# Accessing private dependencies and Git submodules

> How to enable Codemagic to access your private dependencies and Git submodules



If your project requires accessing any private Git submodules or dependencies, you'll need to grant Codemagic access to them in order to build successfully.

1. [Create an SSH key pair](../knowledge-git/generating-an-ssh-key) for use with Codemagic. Note that the SSH key **cannot** be password-protected.
2. Add the **public key** to your account settings. See how to do that on [GitHub](https://help.github.com/en/github/authenticating-to-github/adding-a-new-ssh-key-to-your-github-account), [Bitbucket](https://confluence.atlassian.com/bitbucket/use-access-keys-294486051.html), [GitLab](https://docs.gitlab.com/ee/user/ssh.html).
3.  Copy the contents of the **private key** file add it as an environment variable in the Codemagic UI and import it into your **codemagic.yaml** configuration file.


> 
> **Note:** Make sure the environment variable name ends in `_SSH_KEY`.
> 



    1. Open your Codemagic app settings, and go to the **Environment variables** tab.
    2. Enter the desired **_Variable name_**, e.g. `MODULE_SSH_KEY`.
    3. Copy and paste the key string as **_Variable value_**.
    4. Enter the variable group name, e.g. **_module_credentials_**. Click the button to create the group.
    5. Make sure the **Secret** option is selected.
    6. Click the **Add** button to add the variable.

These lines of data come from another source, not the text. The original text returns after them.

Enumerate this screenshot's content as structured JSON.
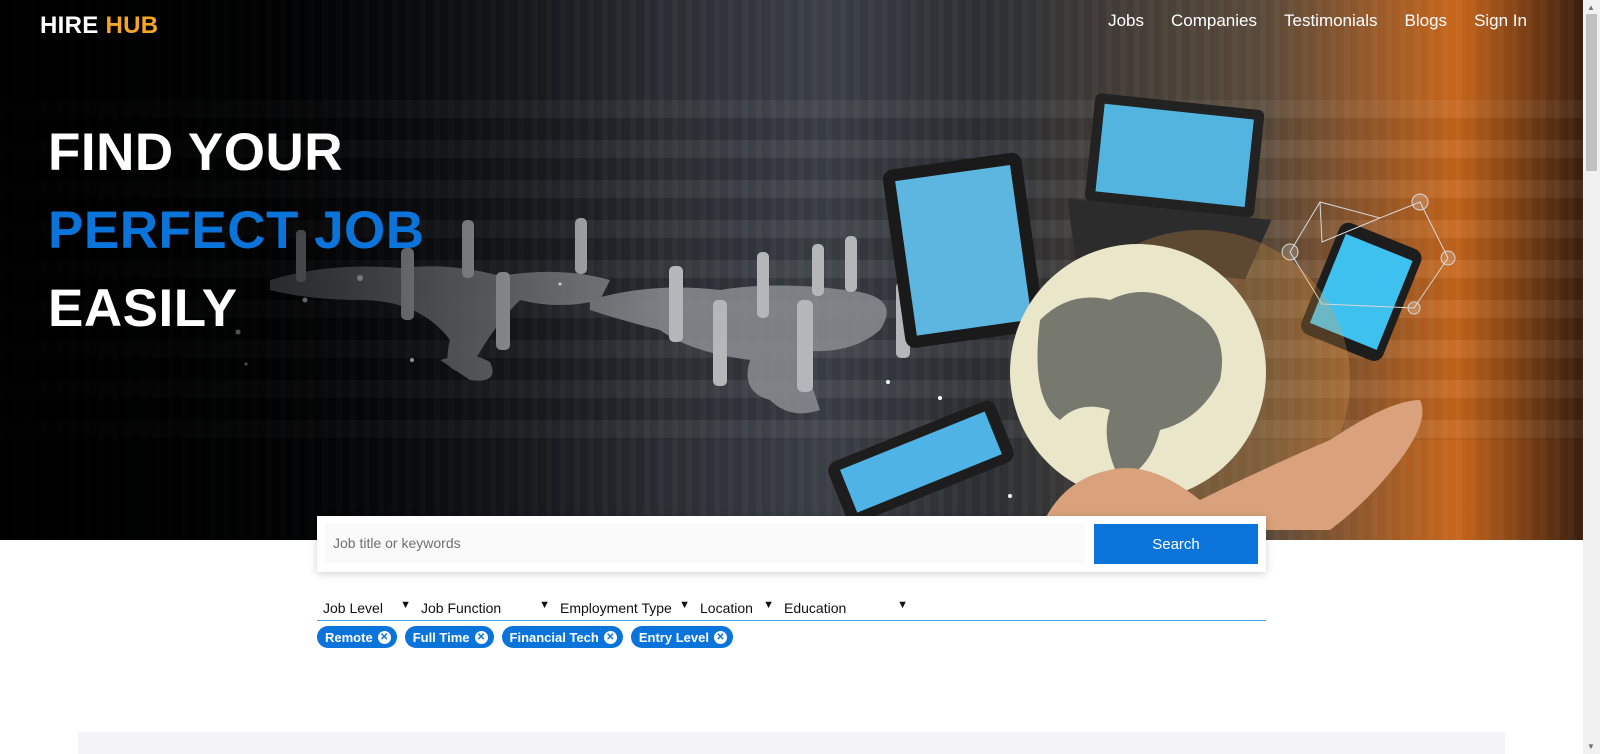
{
  "brand": {
    "name": "HIRE",
    "accent": "HUB"
  },
  "nav": [
    {
      "label": "Jobs"
    },
    {
      "label": "Companies"
    },
    {
      "label": "Testimonials"
    },
    {
      "label": "Blogs"
    },
    {
      "label": "Sign In"
    }
  ],
  "hero": {
    "line1": "FIND YOUR",
    "line2": "PERFECT JOB",
    "line3": "EASILY"
  },
  "search": {
    "placeholder": "Job title or keywords",
    "button_label": "Search"
  },
  "filters": [
    {
      "label": "Job Level"
    },
    {
      "label": "Job Function"
    },
    {
      "label": "Employment Type"
    },
    {
      "label": "Location"
    },
    {
      "label": "Education"
    }
  ],
  "chips": [
    {
      "label": "Remote"
    },
    {
      "label": "Full Time"
    },
    {
      "label": "Financial Tech"
    },
    {
      "label": "Entry Level"
    }
  ],
  "icons": {
    "chip_remove": "close-circle-icon",
    "filter_caret": "chevron-down-icon"
  },
  "colors": {
    "accent_blue": "#0a74da",
    "brand_orange": "#f5a623"
  }
}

    7. Add the variable group to your `codemagic.yaml` file
    
```yaml

    environment:
        groups:
        - module_credentials
    
```

  
 
All environment variables whose name has the `_SSH_KEY` suffix will be automatically added to the SSH agent and will be ready for use during the whole build process. Check the **Fetching app sources** step in build logs to verify that the key has been successfully added to the SSH agent.



> 
> **Warning:** Do not add an environment variable with the `_SSH_KEY` suffix if your repository was added using a different SSH key. If you do so, the repository's key will be overwritten and it won't be possible to clone the repository.
> 



### Using multiple SSH keys

When you add multiple SSH keys or need to use a different key for private dependencies apart from the one used to clone your repository, git will by default attempt to use the first key available. This may cause problems when installing private dependencies.

If you use yaml configuration, explicitly add the key to the SSH agent before invoking a command which requires it, as in the example below.


```yaml

  scripts:
    - name: Script that uses an alternative SSH key
      script: | 
        #!/usr/bin/env bash
        echo "${CUSTOM_KEY_NAME}" > /tmp/ssh_key
        chmod 600 /tmp/ssh_key
        eval `ssh-agent -s`
        ssh-add /tmp/ssh_key
        # enter the commands that require the key

```



But if you added a repository with an SSH key and want to use a different key to fetch dependencies, it's not possible to do in Workflow editor. Scripts are executed in independent shells, so the key explicitly added in a post-clone script will be lost as soon as the script finishes. The best thing to do in such a case would be to use the same key for both your repository and your private dependency. You may need to add the key to your account, not to the specific repository.